Originally Posted by john.c

Naive method:

Code:

#include <stdio.h>
 
int main()
{
    for (int n = 1; ; n++)
    {
        int d = 1;
        for( ; d < 21; d++)
            if (n % d != 0)
                break;
        if (d == 21)
        {
            printf("%d\n", n);
            break;
        }
    }
    return 0;
}

Faster method:

Code:

#include <stdio.h>
 
void find_divs(int n, int *divs)
{
    for (int d = 2; d <= n; ++d)
    {
        int cnt = 0;
        while (n % d == 0)
        {
            n /= d;
            ++cnt;
        }
        if (divs[d] < cnt)
            divs[d] = cnt;
    }
}
  
int main()
{
    int divs[20] = {0};
    for (int d = 1; d <= 20; ++d)
        find_divs(d, divs);
    int n = 1;
    for (int d = 1; d < 20; ++d)
        for (int i = 0; i < divs[d]; ++i)
            n *= d;
    printf("%d\n", n);
    return 0;
}

thanks for your time john.c responding to my question

Code:

#include <stdio.h>

Code:

int main()
{
    for (int n = 1; ; n++)
    {
        int d = 1;
        for( ; d < 21; d++)
            if (n % d != 0)
                break;
        if (d == 21)
        {
            printf("%d\n", n);
            break;
        }
    }
    return 0;
}

you can view the Nest loop c - Adzetech tutorials for better understanding.

Originally Posted by Zeus_

This is a Project Euler problem that I too solved a few days back.
Here's my solution: Competetive-Programming-Q-A/#5 Smallest Multiple.cpp at master * ZeusNoTZues/Competetive-Programming-Q-A * GitHub

Code:

int main ()
{
      unsigned long long N, LCM = 1;

      cin >> N; // 20

      for (ull i = 2; i <= N; i++)
            LCM = LCM * i / __gcd (LCM, i);

      cout << LCM;

      return 0;
}

I like how john explained the two different approaches.
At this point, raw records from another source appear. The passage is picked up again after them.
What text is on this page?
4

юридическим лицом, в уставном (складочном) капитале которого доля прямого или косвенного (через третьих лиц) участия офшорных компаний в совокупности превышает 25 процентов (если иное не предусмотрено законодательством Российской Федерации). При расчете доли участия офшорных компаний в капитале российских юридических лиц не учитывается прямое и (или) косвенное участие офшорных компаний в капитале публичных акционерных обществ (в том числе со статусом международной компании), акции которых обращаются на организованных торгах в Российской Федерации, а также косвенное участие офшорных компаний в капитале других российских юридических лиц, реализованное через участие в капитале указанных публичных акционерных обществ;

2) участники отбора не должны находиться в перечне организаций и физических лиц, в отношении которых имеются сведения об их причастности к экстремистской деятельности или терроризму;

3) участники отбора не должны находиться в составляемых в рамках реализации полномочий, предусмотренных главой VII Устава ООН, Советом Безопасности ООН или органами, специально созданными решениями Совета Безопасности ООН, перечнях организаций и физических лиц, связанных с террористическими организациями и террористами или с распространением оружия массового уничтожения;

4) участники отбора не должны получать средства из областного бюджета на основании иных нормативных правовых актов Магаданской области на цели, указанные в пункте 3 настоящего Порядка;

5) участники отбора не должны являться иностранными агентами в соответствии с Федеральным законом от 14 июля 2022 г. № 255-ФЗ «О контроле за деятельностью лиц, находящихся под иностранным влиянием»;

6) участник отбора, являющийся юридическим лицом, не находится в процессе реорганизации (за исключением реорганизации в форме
And I like your solution (a lot)

I probably wouldn't have used __gcd() but only because it's non-standard (although if your code is C++ there is always std::gcd() for c++17 or later). Other than that it's a lot nicer than my implementation

Originally Posted by Zeus_

Thanks! I've didn't know std::gcd() and std::lcm() were added in C++17. I'll use them from now on. Although, even when I compiled using -std=c++1z, I get the error of gcd not being declared in the scope. Is it because my mingw stl version is older? Or am I doing something else wrong?
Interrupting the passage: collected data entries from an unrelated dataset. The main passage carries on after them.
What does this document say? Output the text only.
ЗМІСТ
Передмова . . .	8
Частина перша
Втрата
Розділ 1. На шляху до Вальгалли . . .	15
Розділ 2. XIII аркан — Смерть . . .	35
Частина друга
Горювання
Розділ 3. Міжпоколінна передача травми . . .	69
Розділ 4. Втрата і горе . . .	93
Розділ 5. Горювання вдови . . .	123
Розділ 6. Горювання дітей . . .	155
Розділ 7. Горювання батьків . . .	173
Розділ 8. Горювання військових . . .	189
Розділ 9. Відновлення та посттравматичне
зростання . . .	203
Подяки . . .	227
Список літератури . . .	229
I'm not sure why it wouldn't work. Maybe the mingw version is the problem... dunno sorry

Code:

#include <numeric>
#include <iostream>

int main () {
    int a = std::gcd(15,5);
    std::cout << a << '\n';
    return 0;
}

$ g++ --version
g++ (GCC) 9.2.1 20190827
$ g++ --std=c++17 -Wall -Wextra test.cpp 
$ ./a.out 
5
$ g++ --std=c++1z -Wall -Wextra test.cpp   # works as well